New StarDrop Technology Optimises Drug Discovery

12 Jan 2017
Mia Harley
Biochemist

Optibrium™, a developer of software for small molecule design and optimisation, has announced a collaboration with eMolecules, the provider of a comprehensive chemical sourcing database. The collaboration provides StarDrop™ users with access to eMolecules’ extensive collection of screening compounds and chemical building blocks, further extending StarDrop’s capabilities to guide compound selection and design.

eMolecules is a provider of screening compounds and building blocks for the pharmaceutical, biotechnology and chemical industries. eMolecules collates compounds from a network of over 100 trusted global suppliers, so that researchers can easily and quickly search one single source, saving valuable research time and cost. The database contains more than 7 million unique chemical structures and 1.5 million building blocks.

StarDrop users are now provided with direct access to eMolecules’ database via a free extension, so that they can quickly search for commercially available screening compounds. This enables users to easily improve their understanding of structure–activity relationships in their project’s chemistry. Researchers can apply all StarDrop’s capabilities to the compounds returned from eMolecules, including in silico predictive models and multi-parameter optimisation, guiding the selection of high quality compounds for their project’s specific objectives. Users can also select eMolecules building blocks with which to design new compounds using StarDrop’s Nova module. Imported building blocks are available in Nova’s flexible and user-friendly library enumeration tool, enabling the rapid exploration of new, synthetically accessible chemistry ideas.

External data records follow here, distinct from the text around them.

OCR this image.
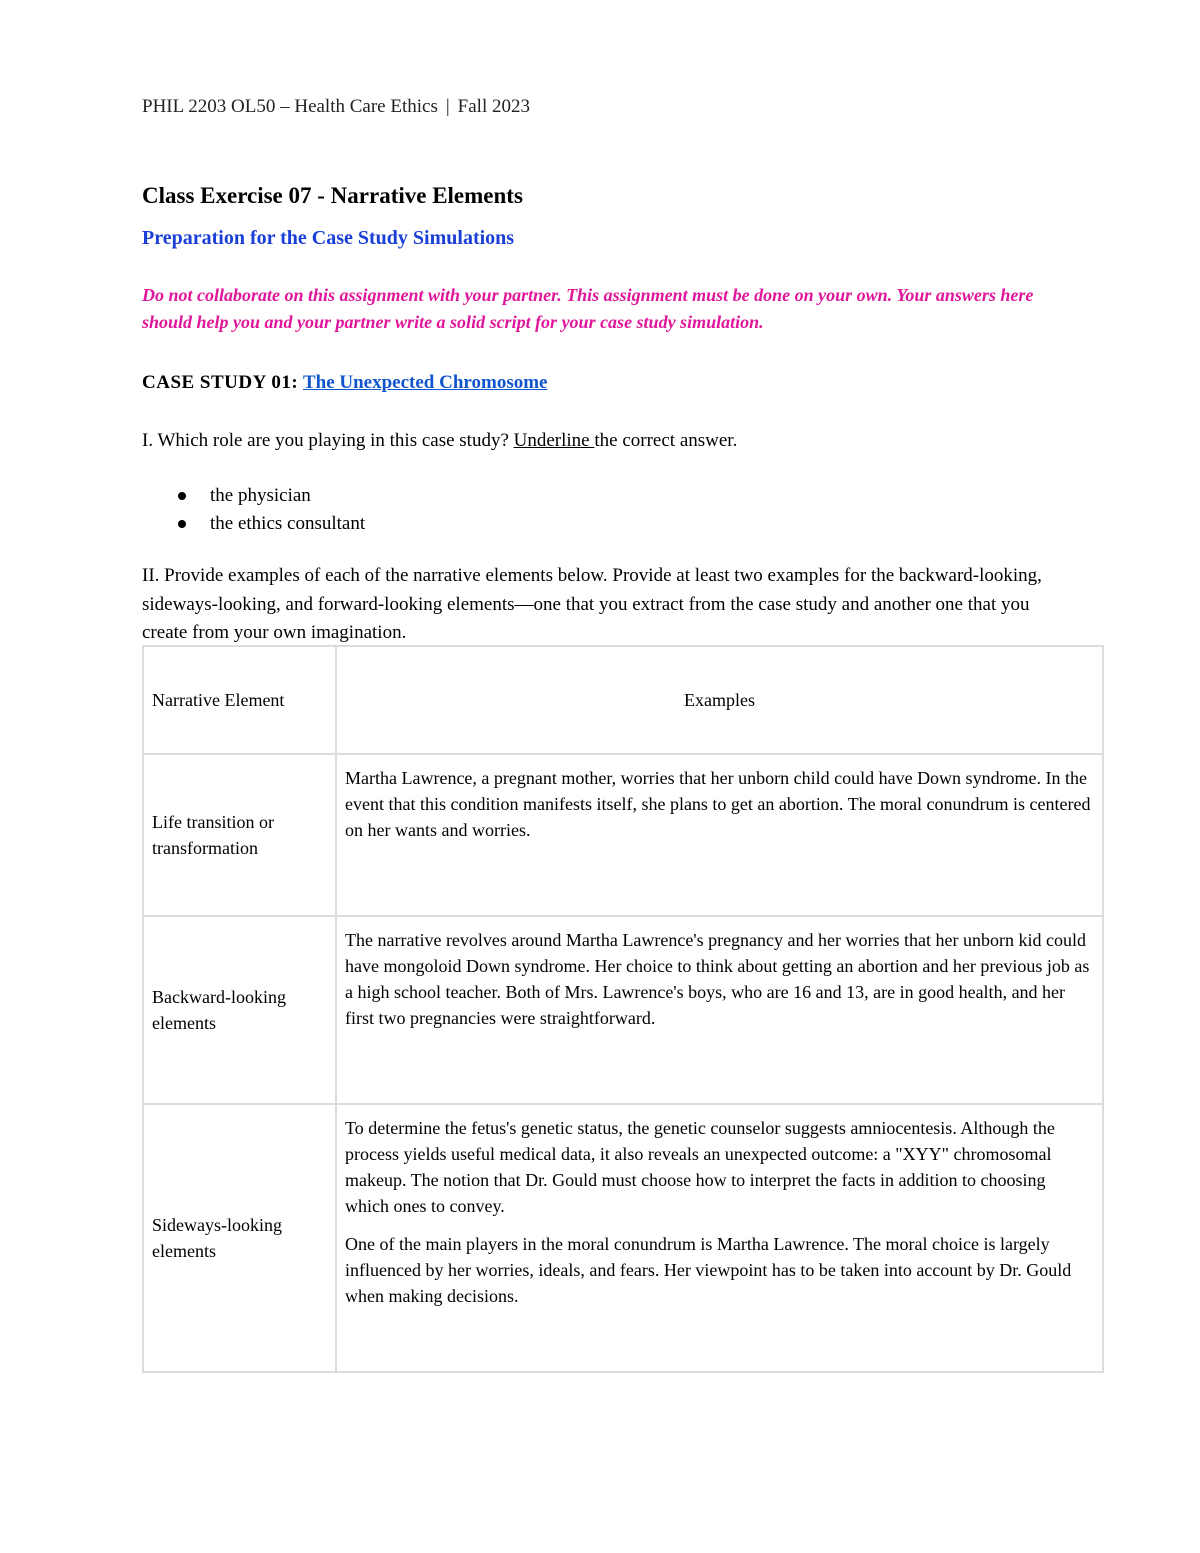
PHIL 2203 OL50 – Health Care Ethics | Fall 2023
Class Exercise 07 - Narrative Elements
Preparation for the Case Study Simulations
Do not collaborate on this assignment with your partner. This assignment must be done on your own. Your answers here should help you and your partner write a solid script for your case study simulation.
CASE STUDY 01: The Unexpected Chromosome
I. Which role are you playing in this case study? Underline the correct answer.
the physician
the ethics consultant
II. Provide examples of each of the narrative elements below. Provide at least two examples for the backward-looking, sideways-looking, and forward-looking elements—one that you extract from the case study and another one that you create from your own imagination.
Narrative Element	Examples
Life transition or transformation	Martha Lawrence, a pregnant mother, worries that her unborn child could have Down syndrome. In the event that this condition manifests itself, she plans to get an abortion. The moral conundrum is centered on her wants and worries.

Backward-looking elements	The narrative revolves around Martha Lawrence's pregnancy and her worries that her unborn kid could have mongoloid Down syndrome. Her choice to think about getting an abortion and her previous job as a high school teacher. Both of Mrs. Lawrence's boys, who are 16 and 13, are in good health, and her first two pregnancies were straightforward.

Sideways-looking elements	To determine the fetus's genetic status, the genetic counselor suggests amniocentesis. Although the process yields useful medical data, it also reveals an unexpected outcome: a "XYY" chromosomal makeup. The notion that Dr. Gould must choose how to interpret the facts in addition to choosing which ones to convey.

One of the main players in the moral conundrum is Martha Lawrence. The moral choice is largely influenced by her worries, ideals, and fears. Her viewpoint has to be taken into account by Dr. Gould when making decisions.
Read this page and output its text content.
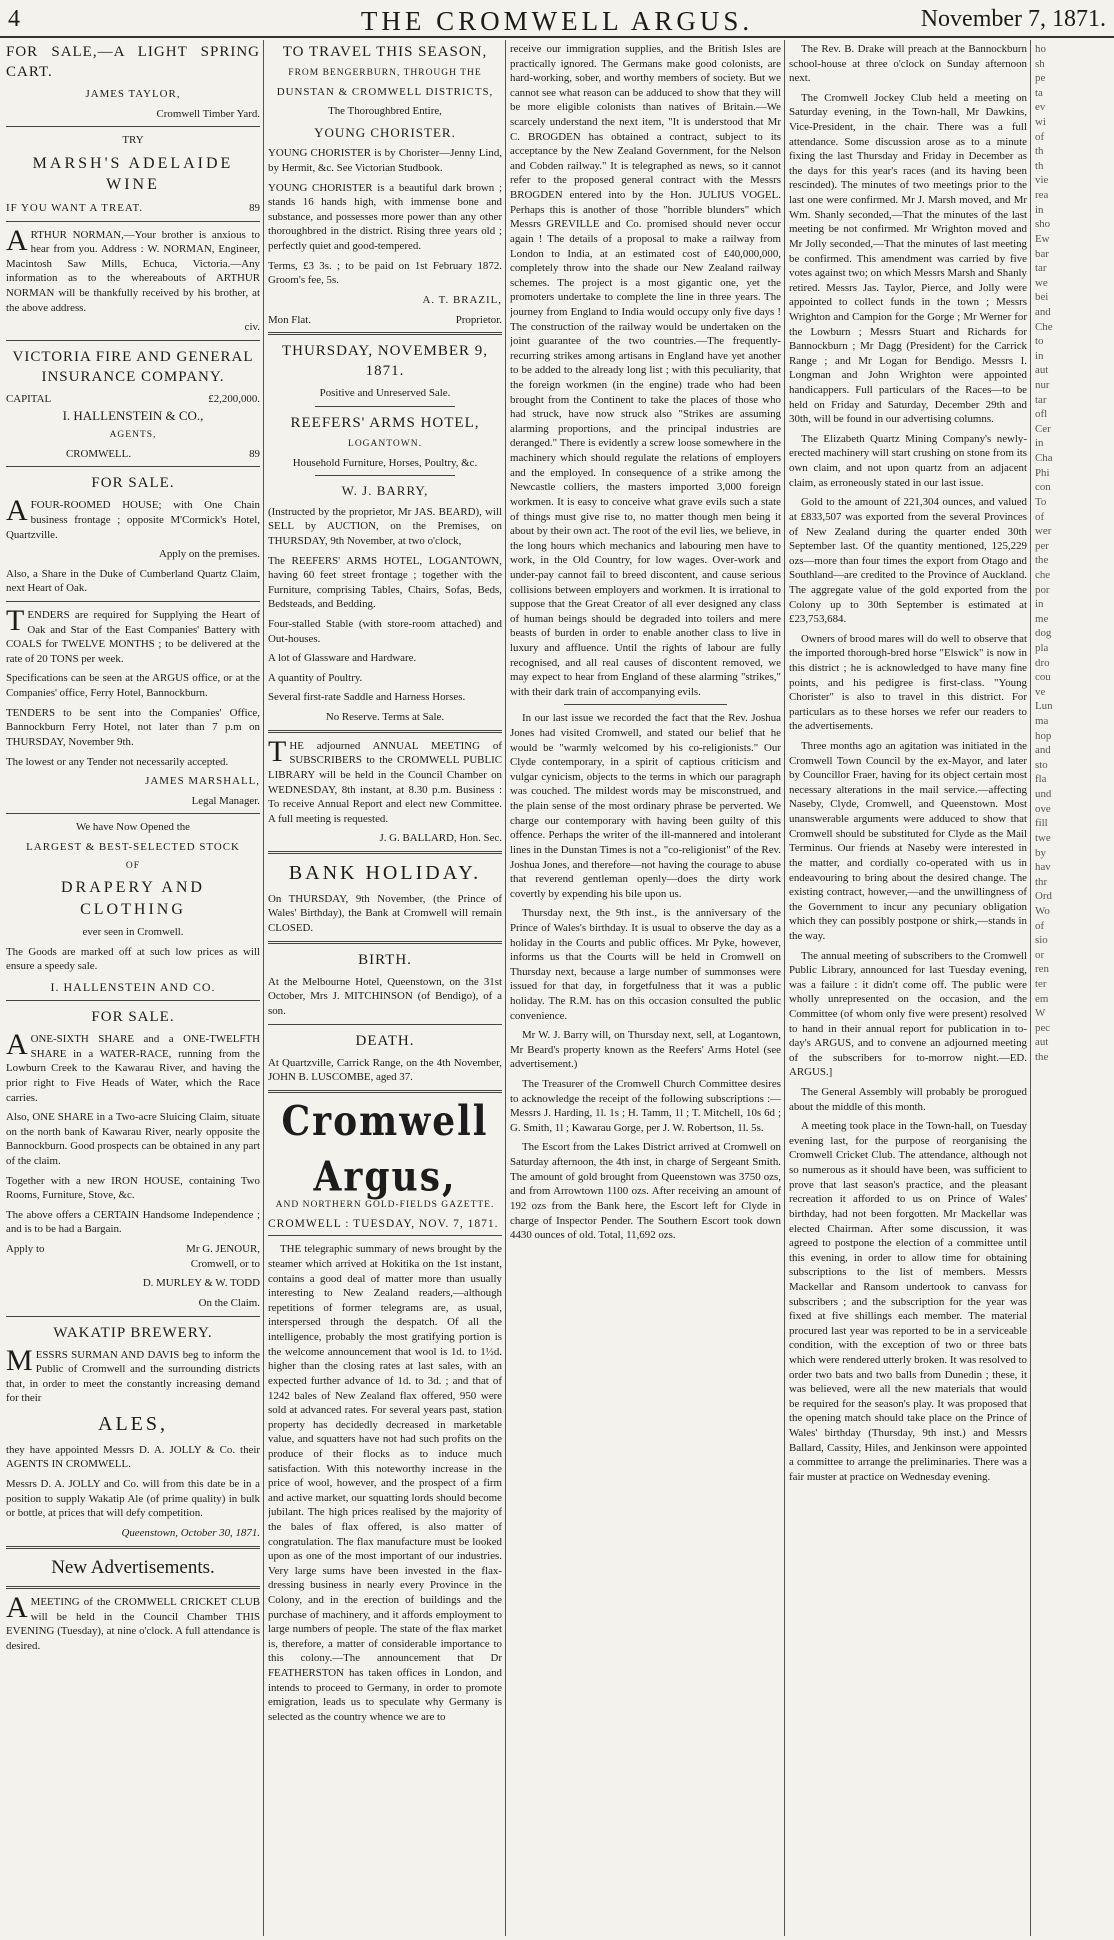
4	THE CROMWELL ARGUS.	November 7, 1871.

FOR SALE,—A LIGHT SPRING CART.

JAMES TAYLOR,

Cromwell Timber Yard.

TRY

MARSH'S ADELAIDE WINE

IF YOU WANT A TREAT.	89

ARTHUR NORMAN,—Your brother is anxious to hear from you. Address : W. NORMAN, Engineer, Macintosh Saw Mills, Echuca, Victoria.—Any information as to the whereabouts of ARTHUR NORMAN will be thankfully received by his brother, at the above address.

civ.

VICTORIA FIRE AND GENERAL INSURANCE COMPANY.

CAPITAL	£2,200,000.

I. HALLENSTEIN & CO.,

AGENTS,

CROMWELL.	89

FOR SALE.

AFOUR-ROOMED HOUSE; with One Chain business frontage ; opposite M'Cormick's Hotel, Quartzville.

Apply on the premises.

Also, a Share in the Duke of Cumberland Quartz Claim, next Heart of Oak.

TENDERS are required for Supplying the Heart of Oak and Star of the East Companies' Battery with COALS for TWELVE MONTHS ; to be delivered at the rate of 20 TONS per week.

Specifications can be seen at the ARGUS office, or at the Companies' office, Ferry Hotel, Bannockburn.

TENDERS to be sent into the Companies' Office, Bannockburn Ferry Hotel, not later than 7 p.m on THURSDAY, November 9th.

The lowest or any Tender not necessarily accepted.

JAMES MARSHALL,

Legal Manager.

We have Now Opened the

LARGEST & BEST-SELECTED STOCK

OF

DRAPERY AND CLOTHING

ever seen in Cromwell.

The Goods are marked off at such low prices as will ensure a speedy sale.

I. HALLENSTEIN AND CO.

FOR SALE.

AONE-SIXTH SHARE and a ONE-TWELFTH SHARE in a WATER-RACE, running from the Lowburn Creek to the Kawarau River, and having the prior right to Five Heads of Water, which the Race carries.

Also, ONE SHARE in a Two-acre Sluicing Claim, situate on the north bank of Kawarau River, nearly opposite the Bannockburn. Good prospects can be obtained in any part of the claim.

Together with a new IRON HOUSE, containing Two Rooms, Furniture, Stove, &c.

The above offers a CERTAIN Handsome Independence ; and is to be had a Bargain.

Apply to	Mr G. JENOUR,

Cromwell, or to

D. MURLEY & W. TODD

On the Claim.

WAKATIP BREWERY.

MESSRS SURMAN AND DAVIS beg to inform the Public of Cromwell and the surrounding districts that, in order to meet the constantly increasing demand for their

ALES,

they have appointed Messrs D. A. JOLLY & Co. their AGENTS IN CROMWELL.

Messrs D. A. JOLLY and Co. will from this date be in a position to supply Wakatip Ale (of prime quality) in bulk or bottle, at prices that will defy competition.

Queenstown, October 30, 1871.

New Advertisements.

AMEETING of the CROMWELL CRICKET CLUB will be held in the Council Chamber THIS EVENING (Tuesday), at nine o'clock. A full attendance is desired.

TO TRAVEL THIS SEASON,

FROM BENGERBURN, THROUGH THE

DUNSTAN & CROMWELL DISTRICTS,

The Thoroughbred Entire,

YOUNG CHORISTER.

YOUNG CHORISTER is by Chorister—Jenny Lind, by Hermit, &c. See Victorian Studbook.

YOUNG CHORISTER is a beautiful dark brown ; stands 16 hands high, with immense bone and substance, and possesses more power than any other thoroughbred in the district. Rising three years old ; perfectly quiet and good-tempered.

Terms, £3 3s. ; to be paid on 1st February 1872. Groom's fee, 5s.

A. T. BRAZIL,

Mon Flat.	Proprietor.

THURSDAY, NOVEMBER 9, 1871.

Positive and Unreserved Sale.

REEFERS' ARMS HOTEL,

LOGANTOWN.

Household Furniture, Horses, Poultry, &c.

W. J. BARRY,

(Instructed by the proprietor, Mr JAS. BEARD), will SELL by AUCTION, on the Premises, on THURSDAY, 9th November, at two o'clock,

The REEFERS' ARMS HOTEL, LOGANTOWN, having 60 feet street frontage ; together with the Furniture, comprising Tables, Chairs, Sofas, Beds, Bedsteads, and Bedding.

Four-stalled Stable (with store-room attached) and Out-houses.

A lot of Glassware and Hardware.

A quantity of Poultry.

Several first-rate Saddle and Harness Horses.

No Reserve. Terms at Sale.

THE adjourned ANNUAL MEETING of SUBSCRIBERS to the CROMWELL PUBLIC LIBRARY will be held in the Council Chamber on WEDNESDAY, 8th instant, at 8.30 p.m. Business : To receive Annual Report and elect new Committee. A full meeting is requested.

J. G. BALLARD, Hon. Sec.

BANK HOLIDAY.

On THURSDAY, 9th November, (the Prince of Wales' Birthday), the Bank at Cromwell will remain CLOSED.

BIRTH.

At the Melbourne Hotel, Queenstown, on the 31st October, Mrs J. MITCHINSON (of Bendigo), of a son.

DEATH.

At Quartzville, Carrick Range, on the 4th November, JOHN B. LUSCOMBE, aged 37.

Cromwell Argus,

AND NORTHERN GOLD-FIELDS GAZETTE.

CROMWELL : TUESDAY, NOV. 7, 1871.

THE telegraphic summary of news brought by the steamer which arrived at Hokitika on the 1st instant, contains a good deal of matter more than usually interesting to New Zealand readers,—although repetitions of former telegrams are, as usual, interspersed through the despatch. Of all the intelligence, probably the most gratifying portion is the welcome announcement that wool is 1d. to 1½d. higher than the closing rates at last sales, with an expected further advance of 1d. to 3d. ; and that of 1242 bales of New Zealand flax offered, 950 were sold at advanced rates. For several years past, station property has decidedly decreased in marketable value, and squatters have not had such profits on the produce of their flocks as to induce much satisfaction. With this noteworthy increase in the price of wool, however, and the prospect of a firm and active market, our squatting lords should become jubilant. The high prices realised by the majority of the bales of flax offered, is also matter of congratulation. The flax manufacture must be looked upon as one of the most important of our industries. Very large sums have been invested in the flax-dressing business in nearly every Province in the Colony, and in the erection of buildings and the purchase of machinery, and it affords employment to large numbers of people. The state of the flax market is, therefore, a matter of considerable importance to this colony.—The announcement that Dr FEATHERSTON has taken offices in London, and intends to proceed to Germany, in order to promote emigration, leads us to speculate why Germany is selected as the country whence we are to

receive our immigration supplies, and the British Isles are practically ignored. The Germans make good colonists, are hard-working, sober, and worthy members of society. But we cannot see what reason can be adduced to show that they will be more eligible colonists than natives of Britain.—We scarcely understand the next item, "It is understood that Mr C. BROGDEN has obtained a contract, subject to its acceptance by the New Zealand Government, for the Nelson and Cobden railway." It is telegraphed as news, so it cannot refer to the proposed general contract with the Messrs BROGDEN entered into by the Hon. JULIUS VOGEL. Perhaps this is another of those "horrible blunders" which Messrs GREVILLE and Co. promised should never occur again ! The details of a proposal to make a railway from London to India, at an estimated cost of £40,000,000, completely throw into the shade our New Zealand railway schemes. The project is a most gigantic one, yet the promoters undertake to complete the line in three years. The journey from England to India would occupy only five days ! The construction of the railway would be undertaken on the joint guarantee of the two countries.—The frequently-recurring strikes among artisans in England have yet another to be added to the already long list ; with this peculiarity, that the foreign workmen (in the engine) trade who had been brought from the Continent to take the places of those who had struck, have now struck also "Strikes are assuming alarming proportions, and the principal industries are deranged." There is evidently a screw loose somewhere in the machinery which should regulate the relations of employers and the employed. In consequence of a strike among the Newcastle colliers, the masters imported 3,000 foreign workmen. It is easy to conceive what grave evils such a state of things must give rise to, no matter though men being it about by their own act. The root of the evil lies, we believe, in the long hours which mechanics and labouring men have to work, in the Old Country, for low wages. Over-work and under-pay cannot fail to breed discontent, and cause serious collisions between employers and workmen. It is irrational to suppose that the Great Creator of all ever designed any class of human beings should be degraded into toilers and mere beasts of burden in order to enable another class to live in luxury and affluence. Until the rights of labour are fully recognised, and all real causes of discontent removed, we may expect to hear from England of these alarming "strikes," with their dark train of accompanying evils.

In our last issue we recorded the fact that the Rev. Joshua Jones had visited Cromwell, and stated our belief that he would be "warmly welcomed by his co-religionists." Our Clyde contemporary, in a spirit of captious criticism and vulgar cynicism, objects to the terms in which our paragraph was couched. The mildest words may be misconstrued, and the plain sense of the most ordinary phrase be perverted. We charge our contemporary with having been guilty of this offence. Perhaps the writer of the ill-mannered and intolerant lines in the Dunstan Times is not a "co-religionist" of the Rev. Joshua Jones, and therefore—not having the courage to abuse that reverend gentleman openly—does the dirty work covertly by expending his bile upon us.

Thursday next, the 9th inst., is the anniversary of the Prince of Wales's birthday. It is usual to observe the day as a holiday in the Courts and public offices. Mr Pyke, however, informs us that the Courts will be held in Cromwell on Thursday next, because a large number of summonses were issued for that day, in forgetfulness that it was a public holiday. The R.M. has on this occasion consulted the public convenience.

Mr W. J. Barry will, on Thursday next, sell, at Logantown, Mr Beard's property known as the Reefers' Arms Hotel (see advertisement.)

The Treasurer of the Cromwell Church Committee desires to acknowledge the receipt of the following subscriptions :—Messrs J. Harding, 1l. 1s ; H. Tamm, 1l ; T. Mitchell, 10s 6d ; G. Smith, 1l ; Kawarau Gorge, per J. W. Robertson, 1l. 5s.

The Escort from the Lakes District arrived at Cromwell on Saturday afternoon, the 4th inst, in charge of Sergeant Smith. The amount of gold brought from Queenstown was 3750 ozs, and from Arrowtown 1100 ozs. After receiving an amount of 192 ozs from the Bank here, the Escort left for Clyde in charge of Inspector Pender. The Southern Escort took down 4430 ounces of old. Total, 11,692 ozs.

The Rev. B. Drake will preach at the Bannockburn school-house at three o'clock on Sunday afternoon next.

The Cromwell Jockey Club held a meeting on Saturday evening, in the Town-hall, Mr Dawkins, Vice-President, in the chair. There was a full attendance. Some discussion arose as to a minute fixing the last Thursday and Friday in December as the days for this year's races (and its having been rescinded). The minutes of two meetings prior to the last one were confirmed. Mr J. Marsh moved, and Mr Wm. Shanly seconded,—That the minutes of the last meeting be not confirmed. Mr Wrighton moved and Mr Jolly seconded,—That the minutes of last meeting be confirmed. This amendment was carried by five votes against two; on which Messrs Marsh and Shanly retired. Messrs Jas. Taylor, Pierce, and Jolly were appointed to collect funds in the town ; Messrs Wrighton and Campion for the Gorge ; Mr Werner for the Lowburn ; Messrs Stuart and Richards for Bannockburn ; Mr Dagg (President) for the Carrick Range ; and Mr Logan for Bendigo. Messrs I. Longman and John Wrighton were appointed handicappers. Full particulars of the Races—to be held on Friday and Saturday, December 29th and 30th, will be found in our advertising columns.

The Elizabeth Quartz Mining Company's newly-erected machinery will start crushing on stone from its own claim, and not upon quartz from an adjacent claim, as erroneously stated in our last issue.

Gold to the amount of 221,304 ounces, and valued at £833,507 was exported from the several Provinces of New Zealand during the quarter ended 30th September last. Of the quantity mentioned, 125,229 ozs—more than four times the export from Otago and Southland—are credited to the Province of Auckland. The aggregate value of the gold exported from the Colony up to 30th September is estimated at £23,753,684.

Owners of brood mares will do well to observe that the imported thorough-bred horse "Elswick" is now in this district ; he is acknowledged to have many fine points, and his pedigree is first-class. "Young Chorister" is also to travel in this district. For particulars as to these horses we refer our readers to the advertisements.

Three months ago an agitation was initiated in the Cromwell Town Council by the ex-Mayor, and later by Councillor Fraer, having for its object certain most necessary alterations in the mail service.—affecting Naseby, Clyde, Cromwell, and Queenstown. Most unanswerable arguments were adduced to show that Cromwell should be substituted for Clyde as the Mail Terminus. Our friends at Naseby were interested in the matter, and cordially co-operated with us in endeavouring to bring about the desired change. The existing contract, however,—and the unwillingness of the Government to incur any pecuniary obligation which they can possibly postpone or shirk,—stands in the way.

The annual meeting of subscribers to the Cromwell Public Library, announced for last Tuesday evening, was a failure : it didn't come off. The public were wholly unrepresented on the occasion, and the Committee (of whom only five were present) resolved to hand in their annual report for publication in to-day's ARGUS, and to convene an adjourned meeting of the subscribers for to-morrow night.—ED. ARGUS.]

The General Assembly will probably be prorogued about the middle of this month.

A meeting took place in the Town-hall, on Tuesday evening last, for the purpose of reorganising the Cromwell Cricket Club. The attendance, although not so numerous as it should have been, was sufficient to prove that last season's practice, and the pleasant recreation it afforded to us on Prince of Wales' birthday, had not been forgotten. Mr Mackellar was elected Chairman. After some discussion, it was agreed to postpone the election of a committee until this evening, in order to allow time for obtaining subscriptions to the list of members. Messrs Mackellar and Ransom undertook to canvass for subscribers ; and the subscription for the year was fixed at five shillings each member. The material procured last year was reported to be in a serviceable condition, with the exception of two or three bats which were rendered utterly broken. It was resolved to order two bats and two balls from Dunedin ; these, it was believed, were all the new materials that would be required for the season's play. It was proposed that the opening match should take place on the Prince of Wales' birthday (Thursday, 9th inst.) and Messrs Ballard, Cassity, Hiles, and Jenkinson were appointed a committee to arrange the preliminaries. There was a fair muster at practice on Wednesday evening.

ho
sh
pe
ta
ev
wi
of
th
th
vie
rea
in
sho
Ew
bar
tar
we
bei
and
Che
to
in
aut
nur
tar
ofl
Cer
in
Cha
Phi
con
To
of
wer
per
the
che
por
in
me
dog
pla
dro
cou
ve
Lun
ma
hop
and
sto
fla
und
ove
fill
twe
by
hav
thr
Ord
Wo
of
sio
or
ren
ter
em
W
pec
aut
the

Dr Matthew Segall, CEO of Optibrium, commented: “StarDrop has been developed to connect with a wide variety of both internal and external informatics systems, giving users access to everything they need through a single, intuitive interface. We are pleased to be partnering with eMolecules to offer its comprehensive collection of chemicals and chemistry data with which to guide the design of new, high quality compounds.”

Dr Niko Gubernator, CEO of eMolecules said: “eMolecules maintains a highly curated data set of true commercially available compounds which is increasingly being selected as a resource for internal and external informatics tools. We are excited to be working with Optibrium making our data integral in the design specification of new compounds and giving chemists access to our data and supply chain solutions.”